More than three quarters of the way through this heart breaking and compelling novel, the title - above - is defined for us. On page 1322 of a medical dictionary - Life: a constellation of vital phenomena - organisation, irritability, movement, growth, reproduction, adaptation. In the middle of one of the many awful wars of the past 100 years, this unusual definition places humanity, small kindnesses, personal and intimate deeds at the heart of the story and the people in this novel.
Chechnya - breakaway republic from the iron arm of Russia, rich in natural resources, not allowed to be in charge of its destiny by mighty Moscow. In our Western press, all we have ever really heard about this isolated far away place is the extreme actions of its terrorists. But this is a region which has had more than its fair share of destruction, rebuild, invasion, expulsion, rebuild than any population should have to bear. Hardly surprising they should choose to resist from time to time.
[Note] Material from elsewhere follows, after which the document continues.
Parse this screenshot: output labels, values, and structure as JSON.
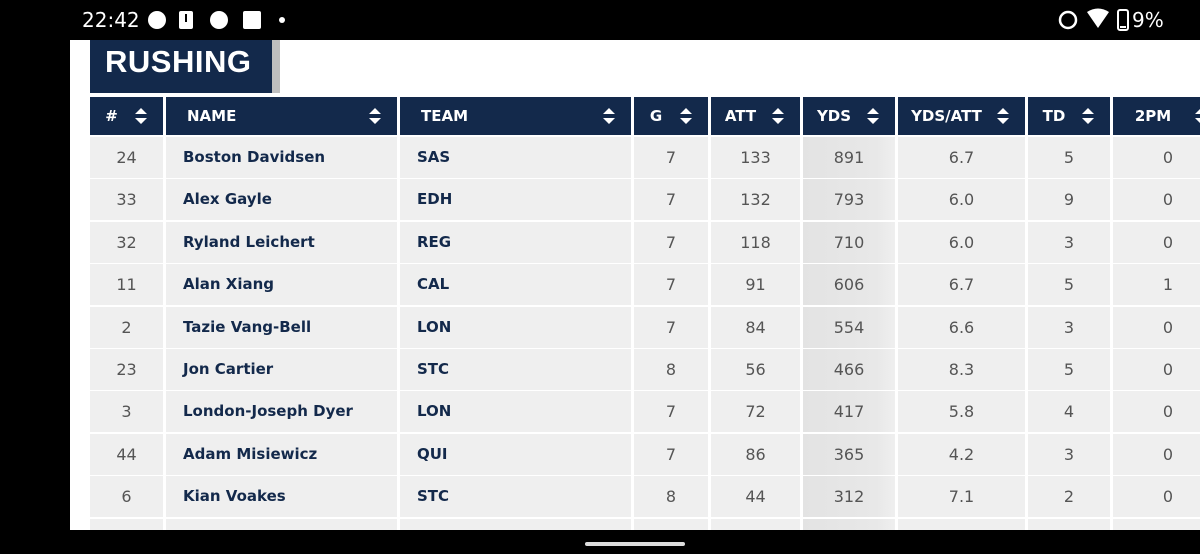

But as with most stories of war, very little is ever told of the lives of the ordinary people, their inability to control or manage their fate and the fates of their families. So it is in this story.
Amazingly this is a first novel, and the author is still only in his twenties. Following a period of study in St Petersburg, he first came to learn about Chechnya, its people and its history. The quote above comes from a medical dictionary he was looking at one day.
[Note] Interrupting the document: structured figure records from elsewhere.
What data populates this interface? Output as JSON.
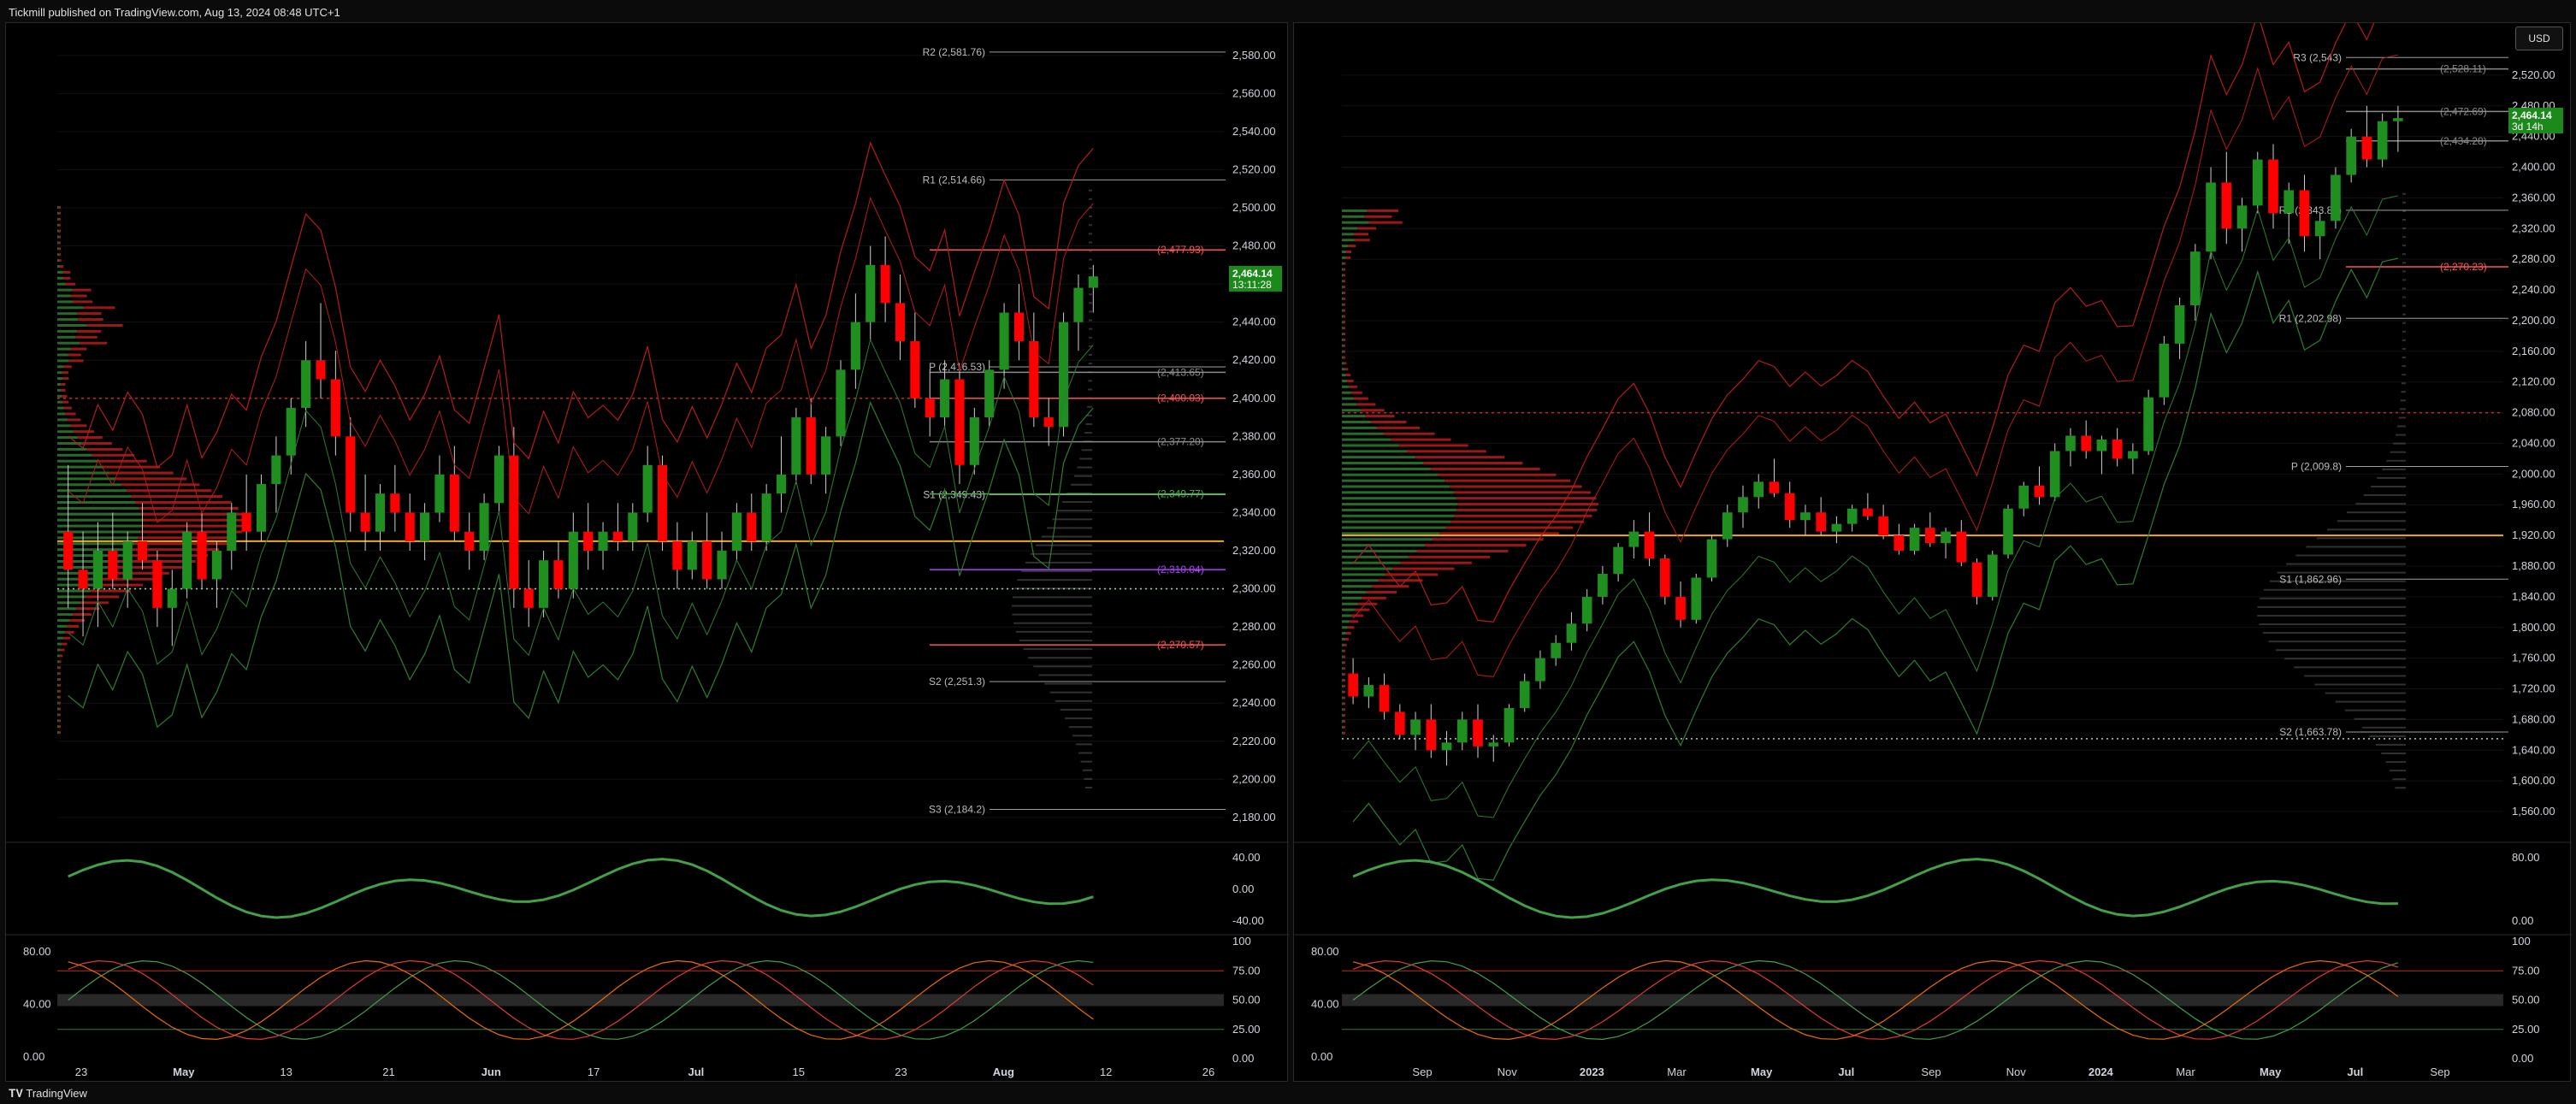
{
  "header": {
    "publisher": "Tickmill published on TradingView.com, Aug 13, 2024 08:48 UTC+1"
  },
  "footer": {
    "brand": "TradingView"
  },
  "colors": {
    "up": "#1f8f1f",
    "down": "#ff0000",
    "pivot": "#c8c8c8",
    "gold": "#f5a623",
    "purple": "#b040ff",
    "red": "#ff4d4d"
  },
  "chart_data": [
    {
      "type": "candlestick",
      "panel": "left",
      "price_axis": {
        "ticks": [
          "2,580.00",
          "2,560.00",
          "2,540.00",
          "2,520.00",
          "2,500.00",
          "2,480.00",
          "2,460.00",
          "2,440.00",
          "2,420.00",
          "2,400.00",
          "2,380.00",
          "2,360.00",
          "2,340.00",
          "2,320.00",
          "2,300.00",
          "2,280.00",
          "2,260.00",
          "2,240.00",
          "2,220.00",
          "2,200.00",
          "2,180.00"
        ],
        "range": [
          2175,
          2588
        ]
      },
      "time_axis": {
        "ticks": [
          "23",
          "May",
          "13",
          "21",
          "Jun",
          "17",
          "Jul",
          "15",
          "23",
          "Aug",
          "12",
          "26"
        ]
      },
      "last_price": {
        "value": "2,464.14",
        "countdown": "13:11:28"
      },
      "pivot_levels": [
        {
          "label": "R2 (2,581.76)",
          "value": 2581.76
        },
        {
          "label": "R1 (2,514.66)",
          "value": 2514.66
        },
        {
          "label": "P (2,416.53)",
          "value": 2416.53
        },
        {
          "label": "S1 (2,349.43)",
          "value": 2349.43
        },
        {
          "label": "S2 (2,251.3)",
          "value": 2251.3
        },
        {
          "label": "S3 (2,184.2)",
          "value": 2184.2
        }
      ],
      "price_labels": [
        {
          "label": "(2,477.93)",
          "value": 2477.93,
          "color": "red"
        },
        {
          "label": "(2,413.65)",
          "value": 2413.65,
          "color": "gray"
        },
        {
          "label": "(2,400.03)",
          "value": 2400.03,
          "color": "red"
        },
        {
          "label": "(2,377.20)",
          "value": 2377.2,
          "color": "gray"
        },
        {
          "label": "(2,349.77)",
          "value": 2349.77,
          "color": "green"
        },
        {
          "label": "(2,310.04)",
          "value": 2310.04,
          "color": "purple"
        },
        {
          "label": "(2,270.57)",
          "value": 2270.57,
          "color": "red"
        }
      ],
      "candles_ohlc": [
        [
          2330,
          2365,
          2290,
          2310
        ],
        [
          2310,
          2330,
          2275,
          2300
        ],
        [
          2300,
          2335,
          2280,
          2320
        ],
        [
          2320,
          2340,
          2300,
          2305
        ],
        [
          2305,
          2330,
          2290,
          2325
        ],
        [
          2325,
          2345,
          2310,
          2315
        ],
        [
          2315,
          2320,
          2280,
          2290
        ],
        [
          2290,
          2310,
          2270,
          2300
        ],
        [
          2300,
          2335,
          2295,
          2330
        ],
        [
          2330,
          2340,
          2300,
          2305
        ],
        [
          2305,
          2325,
          2290,
          2320
        ],
        [
          2320,
          2345,
          2310,
          2340
        ],
        [
          2340,
          2360,
          2320,
          2330
        ],
        [
          2330,
          2360,
          2325,
          2355
        ],
        [
          2355,
          2380,
          2340,
          2370
        ],
        [
          2370,
          2400,
          2360,
          2395
        ],
        [
          2395,
          2430,
          2385,
          2420
        ],
        [
          2420,
          2450,
          2400,
          2410
        ],
        [
          2410,
          2425,
          2370,
          2380
        ],
        [
          2380,
          2390,
          2330,
          2340
        ],
        [
          2340,
          2360,
          2320,
          2330
        ],
        [
          2330,
          2355,
          2320,
          2350
        ],
        [
          2350,
          2365,
          2330,
          2340
        ],
        [
          2340,
          2350,
          2320,
          2325
        ],
        [
          2325,
          2345,
          2315,
          2340
        ],
        [
          2340,
          2370,
          2335,
          2360
        ],
        [
          2360,
          2375,
          2325,
          2330
        ],
        [
          2330,
          2340,
          2310,
          2320
        ],
        [
          2320,
          2350,
          2315,
          2345
        ],
        [
          2345,
          2375,
          2340,
          2370
        ],
        [
          2370,
          2385,
          2290,
          2300
        ],
        [
          2300,
          2315,
          2280,
          2290
        ],
        [
          2290,
          2320,
          2285,
          2315
        ],
        [
          2315,
          2325,
          2295,
          2300
        ],
        [
          2300,
          2340,
          2295,
          2330
        ],
        [
          2330,
          2345,
          2310,
          2320
        ],
        [
          2320,
          2335,
          2310,
          2330
        ],
        [
          2330,
          2345,
          2320,
          2325
        ],
        [
          2325,
          2345,
          2320,
          2340
        ],
        [
          2340,
          2375,
          2335,
          2365
        ],
        [
          2365,
          2370,
          2320,
          2325
        ],
        [
          2325,
          2335,
          2300,
          2310
        ],
        [
          2310,
          2330,
          2305,
          2325
        ],
        [
          2325,
          2340,
          2300,
          2305
        ],
        [
          2305,
          2330,
          2300,
          2320
        ],
        [
          2320,
          2345,
          2315,
          2340
        ],
        [
          2340,
          2350,
          2320,
          2325
        ],
        [
          2325,
          2355,
          2320,
          2350
        ],
        [
          2350,
          2380,
          2340,
          2360
        ],
        [
          2360,
          2395,
          2355,
          2390
        ],
        [
          2390,
          2400,
          2355,
          2360
        ],
        [
          2360,
          2385,
          2350,
          2380
        ],
        [
          2380,
          2420,
          2375,
          2415
        ],
        [
          2415,
          2455,
          2405,
          2440
        ],
        [
          2440,
          2480,
          2430,
          2470
        ],
        [
          2470,
          2485,
          2440,
          2450
        ],
        [
          2450,
          2465,
          2420,
          2430
        ],
        [
          2430,
          2445,
          2395,
          2400
        ],
        [
          2400,
          2415,
          2380,
          2390
        ],
        [
          2390,
          2420,
          2385,
          2410
        ],
        [
          2410,
          2415,
          2355,
          2365
        ],
        [
          2365,
          2395,
          2360,
          2390
        ],
        [
          2390,
          2420,
          2385,
          2415
        ],
        [
          2415,
          2450,
          2405,
          2445
        ],
        [
          2445,
          2460,
          2420,
          2430
        ],
        [
          2430,
          2445,
          2385,
          2390
        ],
        [
          2390,
          2400,
          2375,
          2385
        ],
        [
          2385,
          2445,
          2380,
          2440
        ],
        [
          2440,
          2465,
          2425,
          2458
        ],
        [
          2458,
          2470,
          2445,
          2464
        ]
      ],
      "oscillator_1": {
        "ticks": [
          "40.00",
          "0.00",
          "-40.00"
        ]
      },
      "oscillator_2": {
        "ticks": [
          "100",
          "75.00",
          "50.00",
          "25.00",
          "0.00"
        ],
        "left_ticks": [
          "80.00",
          "40.00",
          "0.00"
        ]
      }
    },
    {
      "type": "candlestick",
      "panel": "right",
      "currency": "USD",
      "price_axis": {
        "ticks": [
          "2,520.00",
          "2,480.00",
          "2,440.00",
          "2,400.00",
          "2,360.00",
          "2,320.00",
          "2,280.00",
          "2,240.00",
          "2,200.00",
          "2,160.00",
          "2,120.00",
          "2,080.00",
          "2,040.00",
          "2,000.00",
          "1,960.00",
          "1,920.00",
          "1,880.00",
          "1,840.00",
          "1,800.00",
          "1,760.00",
          "1,720.00",
          "1,680.00",
          "1,640.00",
          "1,600.00",
          "1,560.00"
        ],
        "range": [
          1540,
          2560
        ]
      },
      "time_axis": {
        "ticks": [
          "Sep",
          "Nov",
          "2023",
          "Mar",
          "May",
          "Jul",
          "Sep",
          "Nov",
          "2024",
          "Mar",
          "May",
          "Jul",
          "Sep"
        ]
      },
      "last_price": {
        "value": "2,464.14",
        "countdown": "3d 14h"
      },
      "pivot_levels": [
        {
          "label": "R3 (2,543)",
          "value": 2543
        },
        {
          "label": "R2 (2,343.82)",
          "value": 2343.82
        },
        {
          "label": "R1 (2,202.98)",
          "value": 2202.98
        },
        {
          "label": "P (2,009.8)",
          "value": 2009.8
        },
        {
          "label": "S1 (1,862.96)",
          "value": 1862.96
        },
        {
          "label": "S2 (1,663.78)",
          "value": 1663.78
        }
      ],
      "price_labels": [
        {
          "label": "(2,528.11)",
          "value": 2528.11,
          "color": "gray"
        },
        {
          "label": "(2,472.69)",
          "value": 2472.69,
          "color": "gray"
        },
        {
          "label": "(2,434.28)",
          "value": 2434.28,
          "color": "gray"
        },
        {
          "label": "(2,270.23)",
          "value": 2270.23,
          "color": "red"
        }
      ],
      "candles_ohlc": [
        [
          1740,
          1760,
          1700,
          1710
        ],
        [
          1710,
          1735,
          1695,
          1725
        ],
        [
          1725,
          1740,
          1680,
          1690
        ],
        [
          1690,
          1700,
          1655,
          1660
        ],
        [
          1660,
          1690,
          1640,
          1680
        ],
        [
          1680,
          1700,
          1630,
          1640
        ],
        [
          1640,
          1665,
          1620,
          1650
        ],
        [
          1650,
          1690,
          1640,
          1680
        ],
        [
          1680,
          1700,
          1630,
          1645
        ],
        [
          1645,
          1660,
          1625,
          1650
        ],
        [
          1650,
          1700,
          1645,
          1695
        ],
        [
          1695,
          1740,
          1690,
          1730
        ],
        [
          1730,
          1770,
          1720,
          1760
        ],
        [
          1760,
          1790,
          1750,
          1780
        ],
        [
          1780,
          1820,
          1770,
          1805
        ],
        [
          1805,
          1850,
          1795,
          1840
        ],
        [
          1840,
          1880,
          1830,
          1870
        ],
        [
          1870,
          1910,
          1860,
          1905
        ],
        [
          1905,
          1940,
          1890,
          1925
        ],
        [
          1925,
          1950,
          1880,
          1890
        ],
        [
          1890,
          1895,
          1830,
          1840
        ],
        [
          1840,
          1860,
          1800,
          1810
        ],
        [
          1810,
          1870,
          1805,
          1865
        ],
        [
          1865,
          1920,
          1860,
          1915
        ],
        [
          1915,
          1960,
          1905,
          1950
        ],
        [
          1950,
          1985,
          1930,
          1970
        ],
        [
          1970,
          2000,
          1955,
          1990
        ],
        [
          1990,
          2020,
          1970,
          1975
        ],
        [
          1975,
          1990,
          1930,
          1940
        ],
        [
          1940,
          1960,
          1920,
          1950
        ],
        [
          1950,
          1970,
          1920,
          1925
        ],
        [
          1925,
          1945,
          1910,
          1935
        ],
        [
          1935,
          1960,
          1925,
          1955
        ],
        [
          1955,
          1975,
          1940,
          1945
        ],
        [
          1945,
          1960,
          1915,
          1920
        ],
        [
          1920,
          1935,
          1895,
          1900
        ],
        [
          1900,
          1935,
          1895,
          1930
        ],
        [
          1930,
          1950,
          1905,
          1910
        ],
        [
          1910,
          1930,
          1890,
          1925
        ],
        [
          1925,
          1940,
          1880,
          1885
        ],
        [
          1885,
          1890,
          1830,
          1840
        ],
        [
          1840,
          1900,
          1835,
          1895
        ],
        [
          1895,
          1960,
          1890,
          1955
        ],
        [
          1955,
          1990,
          1945,
          1985
        ],
        [
          1985,
          2010,
          1960,
          1970
        ],
        [
          1970,
          2040,
          1965,
          2030
        ],
        [
          2030,
          2060,
          2010,
          2050
        ],
        [
          2050,
          2070,
          2020,
          2030
        ],
        [
          2030,
          2050,
          2000,
          2045
        ],
        [
          2045,
          2060,
          2010,
          2020
        ],
        [
          2020,
          2040,
          2000,
          2030
        ],
        [
          2030,
          2110,
          2025,
          2100
        ],
        [
          2100,
          2180,
          2090,
          2170
        ],
        [
          2170,
          2230,
          2150,
          2220
        ],
        [
          2220,
          2300,
          2200,
          2290
        ],
        [
          2290,
          2400,
          2280,
          2380
        ],
        [
          2380,
          2420,
          2300,
          2320
        ],
        [
          2320,
          2360,
          2290,
          2350
        ],
        [
          2350,
          2420,
          2340,
          2410
        ],
        [
          2410,
          2430,
          2320,
          2340
        ],
        [
          2340,
          2380,
          2300,
          2370
        ],
        [
          2370,
          2390,
          2290,
          2310
        ],
        [
          2310,
          2340,
          2280,
          2330
        ],
        [
          2330,
          2400,
          2320,
          2390
        ],
        [
          2390,
          2450,
          2380,
          2440
        ],
        [
          2440,
          2480,
          2400,
          2410
        ],
        [
          2410,
          2470,
          2400,
          2460
        ],
        [
          2460,
          2480,
          2420,
          2464
        ]
      ],
      "oscillator_1": {
        "ticks": [
          "80.00",
          "0.00"
        ]
      },
      "oscillator_2": {
        "ticks": [
          "100",
          "75.00",
          "50.00",
          "25.00",
          "0.00"
        ],
        "left_ticks": [
          "80.00",
          "40.00",
          "0.00"
        ]
      }
    }
  ]
}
The story moves somewhat erratically between 1994 and 2004 when the latest two wars took place. The action in 2004 takes place over five days and is centered in a village where three men - Akhmed, Dokka, Ramzan - all friends since childhood live. Another key character is Ramzan's father Khassan. The story is also told through the eyes of Dokka's eight year old daughter Havaa, a brilliant Russian born doctor Sofia and her sister Natasha. Heart breaking things happen to each of these people, and they are all faced at some stage with making some very hard decisions as they confront the terrible consequences of civil war.
In the very first paragraph Havaa sees her father seized by the Feds and her house burnt down. She is rescued by Akhmed who flees with her to the one and only surviving hospital which he knows is the only place Havaa will be safe from the Russians. He entrusts her to the care of Sofia, and as an ex-doctor himself stays to help out. Unfolding in the village is the ongoing search for Havaa, the dilemma that Ramzan who is an informer faces, and the position that Khassan too finds himself in. As the story unfolds Natasha's link to this small village and the resulting betrayals unfolds. Nothing, however, is ever simple, but the constant and at times annoying plot movements over the ten year period slowly begin to make sense.
This is a haunting story, and like many other novels of its kind, can't help but make us question how we, in our safe comfortable worlds, would behave in such extreme circumstances.